Sunday, February 20, 2022

The Jesuit Church of Our Lady's Assumption

 

The Jesuit Church of Our Lady's Assumption

Feb 19 2022




There is something about a ruin

that touches me.


There is hubris, of course;

the folly of man

his illusions of greatness.


There is the history it holds,

my imagination

peopling the place

with all the sturm und drang

of faith, commerce, war.


And the haunting beauty

of slow relentless decay.

A glorious ruin

of broken statues

tumbling walls

crumbling stone,

lush green moss

softening the brickwork.

Great murals

exposed to the elements.

Mice taking shelter

and birds making nests,

trees

growing up through cratered floors.

And bright sun

angling-in

where it never shone before,

as if to sanitize the place

illuminate its heart.


In Hiroshima

the Jesuit Church of Our Lady's Assumption

still stood after the bomb,

the dome largely intact

eight priests

somehow alive.


I don't know about faith

on that terrible day

or the mercy of God,

but the image has become iconic

and the Genbaku dome still stands,

a sobering reminder

of total war.


How poignant

defiant

and sad it seems.

A ruin

in a bustling metropolis

surrounded by traffic and noise.

So familiar

I suspect it's largely ignored,

as people

go about the business

of living day to day,

and as bigger buildings keep going up

on the wreckage of the old.


Because we always build higher

and reach for more;

obscuring the view

and blocking out the sun.


I didn't much like today's offering in the Writer's Almanac (see below). But I immediately pictured the bombed out church, and it reminded me how beautiful such ruins can be: enduring, like mute testaments to the past; the physical beauty of decay; and the poignancy of something so resilient yet so fragile looking.

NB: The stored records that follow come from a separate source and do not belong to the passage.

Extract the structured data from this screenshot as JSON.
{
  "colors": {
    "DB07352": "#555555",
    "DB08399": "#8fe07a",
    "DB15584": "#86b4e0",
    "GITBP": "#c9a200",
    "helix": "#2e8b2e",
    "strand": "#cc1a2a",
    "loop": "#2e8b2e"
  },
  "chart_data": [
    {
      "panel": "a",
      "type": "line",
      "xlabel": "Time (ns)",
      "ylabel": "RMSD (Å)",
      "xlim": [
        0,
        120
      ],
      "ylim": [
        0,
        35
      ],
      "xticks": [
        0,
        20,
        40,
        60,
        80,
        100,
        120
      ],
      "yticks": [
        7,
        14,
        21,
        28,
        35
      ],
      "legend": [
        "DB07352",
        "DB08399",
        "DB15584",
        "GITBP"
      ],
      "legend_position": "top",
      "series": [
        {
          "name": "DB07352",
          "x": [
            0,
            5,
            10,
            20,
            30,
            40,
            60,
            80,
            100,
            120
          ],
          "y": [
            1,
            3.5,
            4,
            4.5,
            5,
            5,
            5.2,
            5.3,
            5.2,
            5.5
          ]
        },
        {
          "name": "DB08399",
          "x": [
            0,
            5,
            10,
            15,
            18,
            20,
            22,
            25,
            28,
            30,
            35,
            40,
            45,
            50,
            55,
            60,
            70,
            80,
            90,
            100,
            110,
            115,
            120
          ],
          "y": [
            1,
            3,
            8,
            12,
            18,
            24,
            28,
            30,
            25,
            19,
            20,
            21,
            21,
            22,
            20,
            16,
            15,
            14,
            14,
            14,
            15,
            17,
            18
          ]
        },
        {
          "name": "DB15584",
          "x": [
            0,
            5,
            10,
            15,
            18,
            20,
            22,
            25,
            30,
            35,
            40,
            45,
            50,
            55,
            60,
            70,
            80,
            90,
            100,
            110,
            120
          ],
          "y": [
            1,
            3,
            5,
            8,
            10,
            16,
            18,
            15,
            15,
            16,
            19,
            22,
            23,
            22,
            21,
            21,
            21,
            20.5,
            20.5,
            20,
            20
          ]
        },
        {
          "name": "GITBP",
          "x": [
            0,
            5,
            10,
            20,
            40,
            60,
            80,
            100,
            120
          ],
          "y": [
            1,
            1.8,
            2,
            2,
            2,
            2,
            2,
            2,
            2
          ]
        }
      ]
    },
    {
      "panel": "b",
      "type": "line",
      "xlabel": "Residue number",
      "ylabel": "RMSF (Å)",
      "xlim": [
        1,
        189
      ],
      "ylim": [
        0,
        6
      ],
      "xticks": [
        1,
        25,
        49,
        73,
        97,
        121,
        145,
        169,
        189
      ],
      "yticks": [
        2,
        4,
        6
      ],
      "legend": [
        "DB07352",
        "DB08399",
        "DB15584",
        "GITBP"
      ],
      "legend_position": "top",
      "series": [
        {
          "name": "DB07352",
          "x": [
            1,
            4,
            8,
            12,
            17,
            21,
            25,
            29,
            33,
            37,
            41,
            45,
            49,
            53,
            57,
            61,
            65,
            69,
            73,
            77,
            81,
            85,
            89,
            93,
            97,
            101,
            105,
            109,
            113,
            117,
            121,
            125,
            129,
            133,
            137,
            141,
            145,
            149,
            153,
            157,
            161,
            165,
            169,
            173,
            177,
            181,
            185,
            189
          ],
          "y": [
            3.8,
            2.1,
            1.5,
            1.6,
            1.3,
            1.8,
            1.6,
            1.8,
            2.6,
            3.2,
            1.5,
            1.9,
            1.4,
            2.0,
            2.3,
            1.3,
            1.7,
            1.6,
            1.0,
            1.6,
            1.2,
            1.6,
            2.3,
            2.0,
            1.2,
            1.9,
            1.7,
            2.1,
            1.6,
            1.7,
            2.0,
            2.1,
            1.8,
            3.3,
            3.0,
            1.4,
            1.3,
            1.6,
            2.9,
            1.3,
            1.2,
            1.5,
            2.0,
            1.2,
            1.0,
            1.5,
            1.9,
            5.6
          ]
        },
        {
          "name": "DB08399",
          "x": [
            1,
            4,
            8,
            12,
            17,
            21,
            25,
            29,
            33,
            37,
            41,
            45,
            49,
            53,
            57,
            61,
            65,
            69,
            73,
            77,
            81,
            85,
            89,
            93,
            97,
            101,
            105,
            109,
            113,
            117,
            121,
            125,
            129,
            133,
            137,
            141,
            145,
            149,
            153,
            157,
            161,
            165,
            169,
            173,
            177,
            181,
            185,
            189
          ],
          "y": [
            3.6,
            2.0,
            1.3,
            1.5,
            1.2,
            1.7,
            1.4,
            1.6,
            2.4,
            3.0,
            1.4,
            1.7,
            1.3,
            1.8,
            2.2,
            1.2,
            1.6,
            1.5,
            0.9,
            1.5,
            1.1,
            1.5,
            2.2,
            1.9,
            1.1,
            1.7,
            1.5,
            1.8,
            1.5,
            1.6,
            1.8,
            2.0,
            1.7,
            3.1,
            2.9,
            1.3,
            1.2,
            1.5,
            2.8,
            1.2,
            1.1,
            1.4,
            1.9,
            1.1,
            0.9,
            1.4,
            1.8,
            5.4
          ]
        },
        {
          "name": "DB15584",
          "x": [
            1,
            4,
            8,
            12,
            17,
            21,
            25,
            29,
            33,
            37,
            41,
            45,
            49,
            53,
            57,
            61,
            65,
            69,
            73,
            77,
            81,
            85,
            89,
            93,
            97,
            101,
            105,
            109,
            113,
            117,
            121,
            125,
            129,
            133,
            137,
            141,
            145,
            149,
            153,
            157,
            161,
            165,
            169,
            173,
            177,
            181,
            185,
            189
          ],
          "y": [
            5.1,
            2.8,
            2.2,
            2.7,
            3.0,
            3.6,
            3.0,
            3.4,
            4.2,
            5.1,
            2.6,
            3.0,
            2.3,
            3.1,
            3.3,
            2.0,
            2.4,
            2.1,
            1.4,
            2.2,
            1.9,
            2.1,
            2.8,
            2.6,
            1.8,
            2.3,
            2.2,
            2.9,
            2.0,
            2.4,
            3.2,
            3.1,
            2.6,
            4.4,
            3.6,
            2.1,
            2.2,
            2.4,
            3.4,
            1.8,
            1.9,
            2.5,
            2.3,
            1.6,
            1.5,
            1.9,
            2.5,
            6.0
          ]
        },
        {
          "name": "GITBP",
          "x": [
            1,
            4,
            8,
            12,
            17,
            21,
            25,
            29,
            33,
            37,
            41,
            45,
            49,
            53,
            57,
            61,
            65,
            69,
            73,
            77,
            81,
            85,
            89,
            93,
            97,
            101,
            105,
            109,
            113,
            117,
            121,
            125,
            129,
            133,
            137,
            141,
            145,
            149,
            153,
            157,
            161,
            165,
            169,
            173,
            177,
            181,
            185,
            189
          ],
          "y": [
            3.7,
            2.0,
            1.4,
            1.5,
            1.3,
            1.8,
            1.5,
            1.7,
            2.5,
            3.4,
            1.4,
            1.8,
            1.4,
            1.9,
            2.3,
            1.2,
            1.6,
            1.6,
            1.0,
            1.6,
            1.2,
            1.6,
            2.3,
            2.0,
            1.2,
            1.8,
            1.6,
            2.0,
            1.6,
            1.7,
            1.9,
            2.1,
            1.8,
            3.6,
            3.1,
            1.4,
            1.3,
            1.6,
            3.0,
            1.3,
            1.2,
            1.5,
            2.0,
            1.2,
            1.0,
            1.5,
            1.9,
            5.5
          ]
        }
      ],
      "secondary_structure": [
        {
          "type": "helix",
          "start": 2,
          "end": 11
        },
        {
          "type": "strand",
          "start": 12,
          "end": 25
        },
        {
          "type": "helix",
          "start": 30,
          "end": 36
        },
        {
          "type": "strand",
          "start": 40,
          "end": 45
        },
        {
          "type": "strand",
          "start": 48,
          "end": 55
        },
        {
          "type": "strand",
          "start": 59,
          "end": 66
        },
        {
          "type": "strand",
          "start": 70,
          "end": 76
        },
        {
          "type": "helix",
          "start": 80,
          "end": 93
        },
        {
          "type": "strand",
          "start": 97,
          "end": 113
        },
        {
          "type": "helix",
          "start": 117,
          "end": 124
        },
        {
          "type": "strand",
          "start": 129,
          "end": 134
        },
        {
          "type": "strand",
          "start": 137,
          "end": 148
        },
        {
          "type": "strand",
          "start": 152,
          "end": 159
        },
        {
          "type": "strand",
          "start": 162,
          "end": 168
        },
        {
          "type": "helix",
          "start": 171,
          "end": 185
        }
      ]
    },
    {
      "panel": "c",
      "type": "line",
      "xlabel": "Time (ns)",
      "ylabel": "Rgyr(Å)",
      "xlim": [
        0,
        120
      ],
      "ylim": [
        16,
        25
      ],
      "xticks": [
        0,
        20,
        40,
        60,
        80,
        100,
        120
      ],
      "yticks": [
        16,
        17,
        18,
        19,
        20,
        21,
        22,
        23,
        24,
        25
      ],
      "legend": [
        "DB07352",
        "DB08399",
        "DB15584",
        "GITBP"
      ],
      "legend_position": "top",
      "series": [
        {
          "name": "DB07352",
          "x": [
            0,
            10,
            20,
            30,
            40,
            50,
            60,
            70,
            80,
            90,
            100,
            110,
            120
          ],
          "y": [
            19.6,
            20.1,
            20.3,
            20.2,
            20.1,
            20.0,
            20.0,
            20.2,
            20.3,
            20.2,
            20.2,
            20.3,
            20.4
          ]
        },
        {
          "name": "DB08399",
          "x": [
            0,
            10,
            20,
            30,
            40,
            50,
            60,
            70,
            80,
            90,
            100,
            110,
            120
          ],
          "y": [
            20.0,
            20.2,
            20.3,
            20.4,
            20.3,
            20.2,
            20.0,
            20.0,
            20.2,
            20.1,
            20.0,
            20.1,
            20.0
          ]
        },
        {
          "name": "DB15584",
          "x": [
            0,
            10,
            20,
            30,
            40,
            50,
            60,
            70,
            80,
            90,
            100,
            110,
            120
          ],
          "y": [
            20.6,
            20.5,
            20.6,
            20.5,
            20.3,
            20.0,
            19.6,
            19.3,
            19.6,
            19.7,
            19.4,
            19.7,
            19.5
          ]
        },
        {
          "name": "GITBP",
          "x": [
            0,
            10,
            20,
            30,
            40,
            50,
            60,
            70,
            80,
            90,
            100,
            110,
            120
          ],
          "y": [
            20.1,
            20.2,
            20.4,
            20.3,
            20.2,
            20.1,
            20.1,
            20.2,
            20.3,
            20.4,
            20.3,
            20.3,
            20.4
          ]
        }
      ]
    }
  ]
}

It also immediately evoked that iconic image from Hiroshima. When I googled, I found that this building still stands.


The Lamb
by Linda Gregg

It was a picture I had after the war.
A bombed English church. I was too young
to know the word English or war,
but I knew the picture.
The ruined city still seemed noble.
The cathedral with its roof blown off
was not less godly. The church was the same
plus rain and sky. Birds flew in and out
of the holes God’s fist made in the walls.
All our desire for love or children
is treated like rags by the enemy.
I knew so much and sang anyway.
Like a bird who will sing until
it is brought down. When they take
away the trees, the child picks up a stick
and says, this is a tree, this the house
and the family. As we might. Through a door
of what had been a house, into the field
of rubble, walks a single lamb, tilting
its head, curious, unafraid, hungry.